The EAC’s inquiry comes after an extended period of mounting pressure from NGOs, media, academia and the wider public on the UK Government to take action to tackle PFAS pollution. It seeks to understand, amongst other areas of focus, whether the incumbent regulatory regime for the use and disposal of PFAS – including UK REACH – is fit for purpose, and to what extent the Environment Agency and other competent bodies are resourced to understand and monitor the threat from these chemicals. Crucially, the inquiry sets a wide field of vision to include approaches from outside of the UK’s borders, looking to learn more on how PFAS are regulated, monitored and their associated pollution treated in other jurisdictions across the globe. 

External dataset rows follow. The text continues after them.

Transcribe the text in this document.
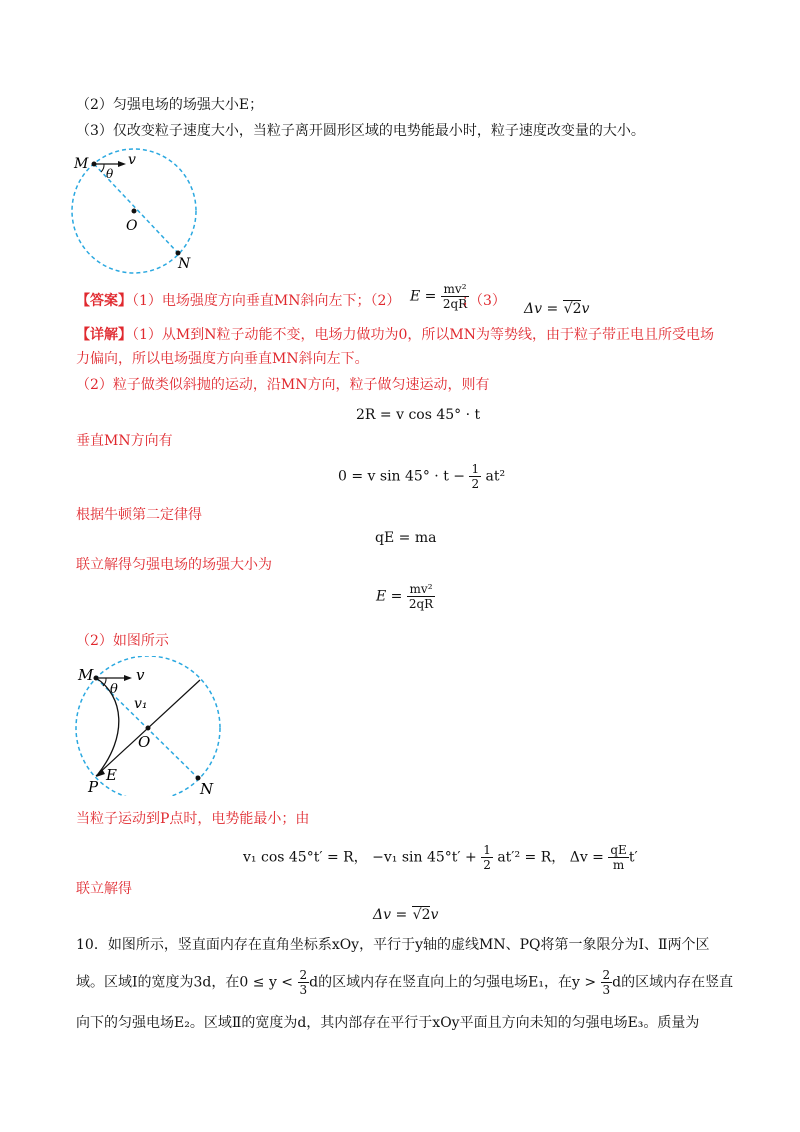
（2）匀强电场的场强大小E；
（3）仅改变粒子速度大小，当粒子离开圆形区域的电势能最小时，粒子速度改变量的大小。
M	v
θ
O
N
【答案】（1）电场强度方向垂直MN斜向左下；（2） $E = \frac{\text{mv²}}{2qR}$
；（3） Δv = √2v
【详解】（1）从M到N粒子动能不变，电场力做功为0，所以MN为等势线，由于粒子带正电且所受电场
力偏向，所以电场强度方向垂直MN斜向左下。
（2）粒子做类似斜抛的运动，沿MN方向，粒子做匀速运动，则有
2R = v cos 45° · t
垂直MN方向有
0 = v $\sin 45^\circ \cdot t - \frac{1}{2} at^2$
根据牛顿第二定律得
qE = ma
联立解得匀强电场的场强大小为
$E = \frac{\text{mv²}}{2qR}$
（2）如图所示
M	v
θ
v₁
O
P
E
N
当粒子运动到P点时，电势能最小；由
v₁ cos 45°t′ = R， −v₁ $\sin 45^\circ t' + \frac{1}{2} at'^2 = R$， $\Delta v = \frac{qE}{m} t'$
联立解得
Δv = √2v
10．如图所示，竖直面内存在直角坐标系xOy，平行于y轴的虚线MN、PQ将第一象限分为Ⅰ、Ⅱ两个区
域。区域Ⅰ的宽度为3d，在$0 \le y < \frac{2}{3}$ d的区域内存在竖直向上的匀强电场E₁，在$y > \frac{2}{3}$ d的区域内存在竖直
向下的匀强电场E₂。区域Ⅱ的宽度为d，其内部存在平行于xOy平面且方向未知的匀强电场E₃。质量为
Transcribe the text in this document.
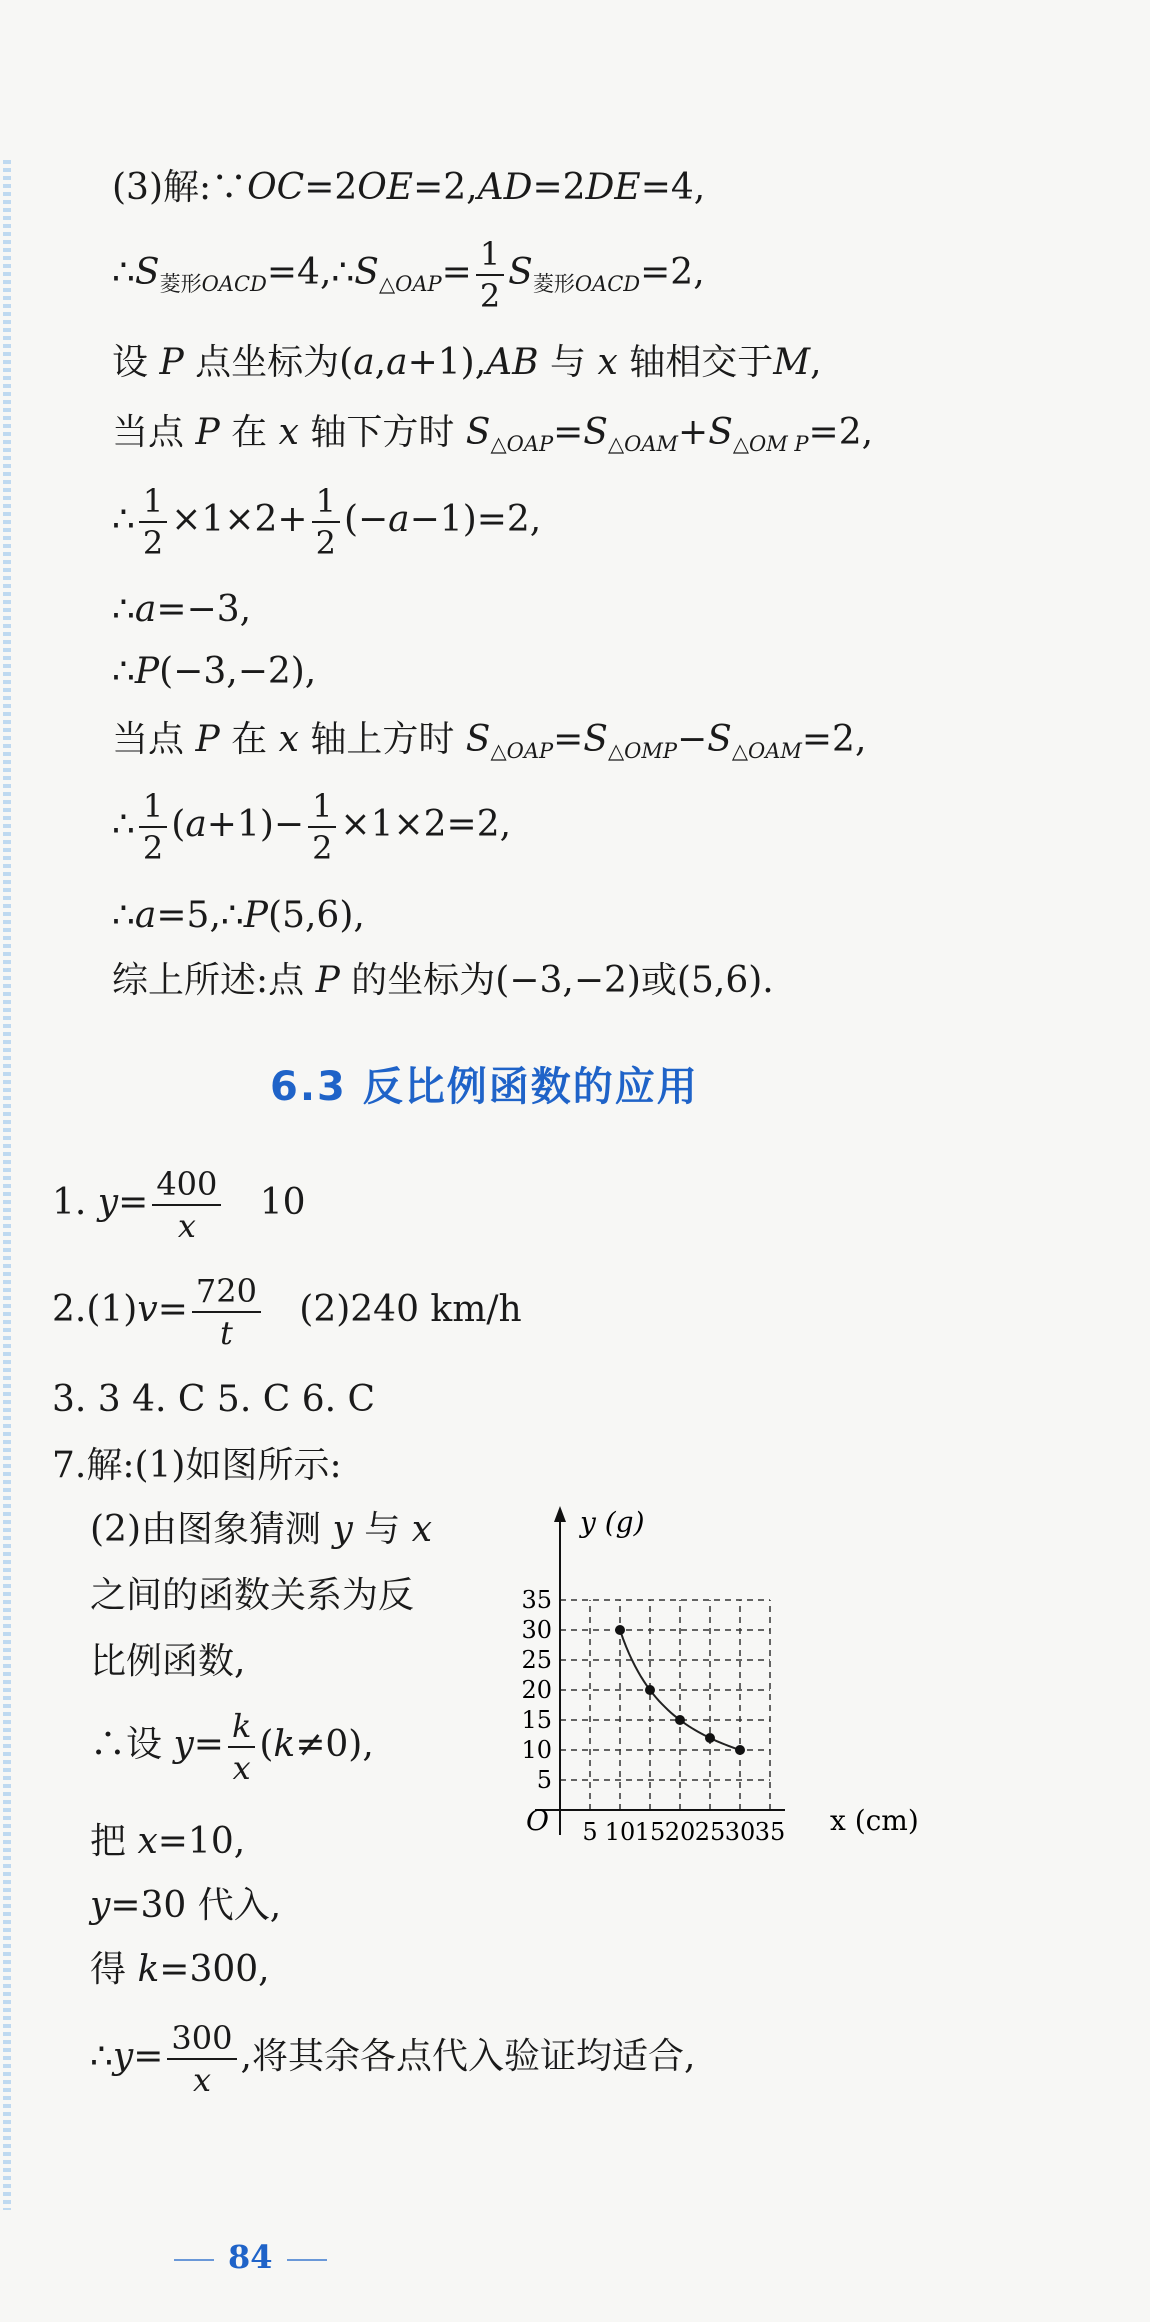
(3)解:∵OC=2OE=2,AD=2DE=4,
$\therefore S_{菱形OACD}=4,\therefore S_{\triangle OAP}= \frac{1}{2} S_{菱形OACD}=2$,
设 P 点坐标为(a,a+1),AB 与 x 轴相交于M,
当点 P 在 x 轴下方时 $S_{\triangle OAP}=S_{\triangle OAM}+S_{\triangle OM P}=2$,
∴ $\frac{1}{2} \times 1\times 2+ \frac{1}{2} (-a-1)=2$,
∴a=−3,
∴P(−3,−2),
当点 P 在 x 轴上方时 $S_{\triangle OAP}=S_{\triangle OMP}-S_{\triangle OAM}=2$,
∴ $\frac{1}{2} (a+1)- \frac{1}{2} \times 1\times 2=2$,
∴a=5,∴P(5,6),
综上所述:点 P 的坐标为(−3,−2)或(5,6).
6.3 反比例函数的应用
1. $y= \frac{400}{x} 10$
$2.(1)v= \frac{720}{t} (2)240$ km/h
3. 3 4. C 5. C 6. C
7.解:(1)如图所示:
(2)由图象猜测 y 与 x
之间的函数关系为反
比例函数,
∴设 $y= \frac{k}{x} (k\ne 0)$,
把 x=10,
y=30 代入,
得 k=300,
∴y= $\frac{300}{x}$ ,将其余各点代入验证均适合,
5 10 15 20 25 30 35
5
10
15
20
25
30
35
y (g)
x (cm)
O
84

IEEP UK research has already found that chemicals regulation has been one of the areas of most visible EU/UK divergence since the UK’s exit from the EU, with the work of UK REACH not matching the pace and scale of that of EU REACH. The latter has moved to restrict further categories of PFAS outside of PFOS and PFOA since 2021, including PFHxA and C9-14 PFCAs, while UK REACH has not followed suit. More widely, the EU also committed to a gradual phase-out of non-essential PFAS usage in its 2020 Chemicals Strategy, while the UK has made no such commitment. 

The EU’s Drinking Water Directive imposes binding limits on PFAS content in drinking water, with which Member States must comply by 2026. By contrast, in England and Wales the current approach to monitoring PFAS levels in drinking water is limited to a nonbinding target under the guidance of the Drinking Water Inspectorate.[1] It is worth noting, however, that the guidance of 0.1 µg/L for a group of 48 PFAS is more ambitious than the EU’s limit of 0.1 µg/L for a group of only 20 of these chemicals. 

Within Europe, the inquiry can also look towards countries such as France and Denmark, which have both gone further than current EU regulatory demands in their legislation on the restriction and monitoring of PFAS. Both nations have imposed product-specific bans on these substances, with the legislation passed in France in February 2025 including major product groups such as cosmetics (from 2026) and clothing (from 2030). Both the French and Danish legislation is at odds with the single market, and as such sends a clear political signal to the EU that these nations expect comparable bans to be enforced across the Union as a whole as soon as possible. 

[1] A Private Members Bill seeking to introduce statutory limits on PFAs is currently on its passage through parliament. However, as a Private Members’ Bill, it is unlikely to become law.